Both MTM and UTM are in use in present-day Canadian cadastral surveying. In particular, coordinates in either system are acceptable for specifying observed reference points (ORPs) in Ontario, and "grid bearings" in MTM or UTM are increasingly used rather than astronomic bearings.

The use of MTM in a land surveying context faces the same challenges as UTM regarding conversion of ground to grid distances, and grid convergence angle. The same approximations as are used for UTM are applicable, with the appropriate substitution for MTM $k_0$ and central meridians. Due to the narrower zones and scale factor significantly closer to 1, fewer curvature corrections are required for MTM grid calculations to match ground measurements within a typical land surveying empirical error (e.g., target maximum misclosure distance of 1:5000). However, they are still needed for long east-west traverses or integrations, depending on precision requirements.

Importantly, MTM (and UTM) coordinates depend meaningfully on the horizontal datum being used, so it is necessary to clarify whether the datum is NAD 27 (now rare), NAD 83, or NAD 83 (CSRS) (both common). Technically, the choice of datum affects geodetic coordinates, not their projection in MTM (or UTM). However, appropriate conversion between those datums plays a material role in projected coordinate conversion. Over a small area being represented, relative easting and northing coordinate differences (i.e., relevant for comparisons between nearby points) between MTM and UTM, or between MTM/UTM realizations for different datums, differ only by a scaling given by the ratio of the (local) scale factors $k$, and by a rotation capturing the difference of the respective angles of convergence.

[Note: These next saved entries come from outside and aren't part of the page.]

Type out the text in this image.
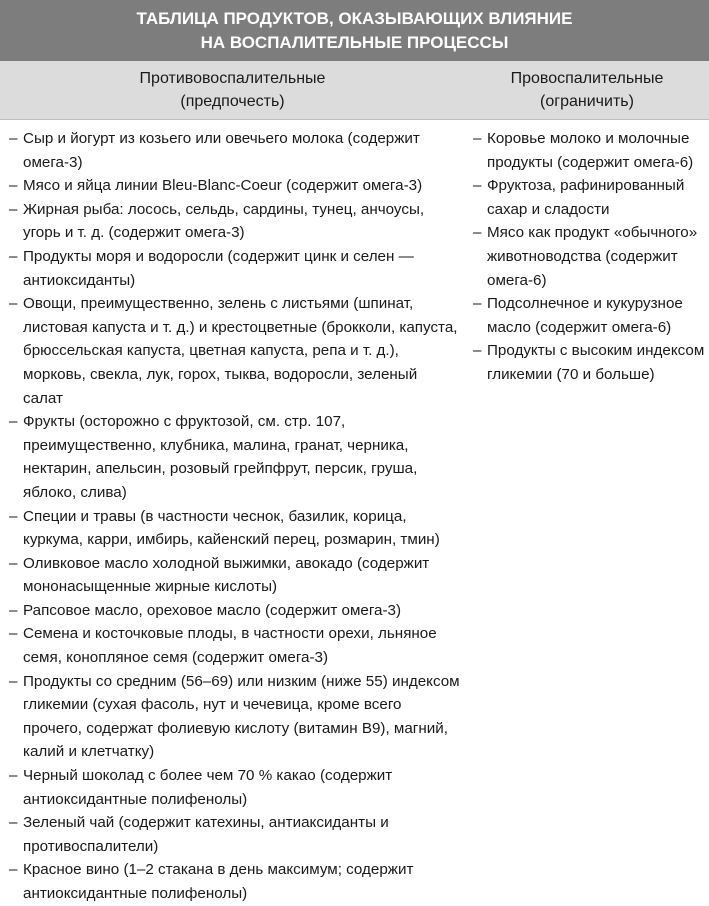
ТАБЛИЦА ПРОДУКТОВ, ОКАЗЫВАЮЩИХ ВЛИЯНИЕ
НА ВОСПАЛИТЕЛЬНЫЕ ПРОЦЕССЫ
Противовоспалительные
(предпочесть)
Провоспалительные
(ограничить)
– Сыр и йогурт из козьего или овечьего молока (содержит омега-3)
– Мясо и яйца линии Bleu-Blanc-Coeur (содержит омега-3)
– Жирная рыба: лосось, сельдь, сардины, тунец, анчоусы, угорь и т. д. (содержит омега-3)
– Продукты моря и водоросли (содержит цинк и селен — антиоксиданты)
– Овощи, преимущественно, зелень с листьями (шпинат, листовая капуста и т. д.) и крестоцветные (брокколи, капуста, брюссельская капуста, цветная капуста, репа и т. д.), морковь, свекла, лук, горох, тыква, водоросли, зеленый салат
– Фрукты (осторожно с фруктозой, см. стр. 107, преимущественно, клубника, малина, гранат, черника, нектарин, апельсин, розовый грейпфрут, персик, груша, яблоко, слива)
– Специи и травы (в частности чеснок, базилик, корица, куркума, карри, имбирь, кайенский перец, розмарин, тмин)
– Оливковое масло холодной выжимки, авокадо (содержит мононасыщенные жирные кислоты)
– Рапсовое масло, ореховое масло (содержит омега-3)
– Семена и косточковые плоды, в частности орехи, льняное семя, конопляное семя (содержит омега-3)
– Продукты со средним (56–69) или низким (ниже 55) индексом гликемии (сухая фасоль, нут и чечевица, кроме всего прочего, содержат фолиевую кислоту (витамин B9), магний, калий и клетчатку)
– Черный шоколад с более чем 70 % какао (содержит антиоксидантные полифенолы)
– Зеленый чай (содержит катехины, антиаксиданты и противоспалители)
– Красное вино (1–2 стакана в день максимум; содержит антиоксидантные полифенолы)
– Коровье молоко и молочные продукты (содержит омега-6)
– Фруктоза, рафинированный сахар и сладости
– Мясо как продукт «обычного» животноводства (содержит омега-6)
– Подсолнечное и кукурузное масло (содержит омега-6)
– Продукты с высоким индексом гликемии (70 и больше)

In particular, differences in grid bearing and grid distance measured on two small-scale UTM and/or MTM maps are wholly determined by the longitude deviation from their respective central meridians at the point of measurement. The grid distance distance deviation is the greatest at the UTM central meridians (up to 650 ppm at the equator),

though this is invisible to end users when indicated distances are converted from grid to ground.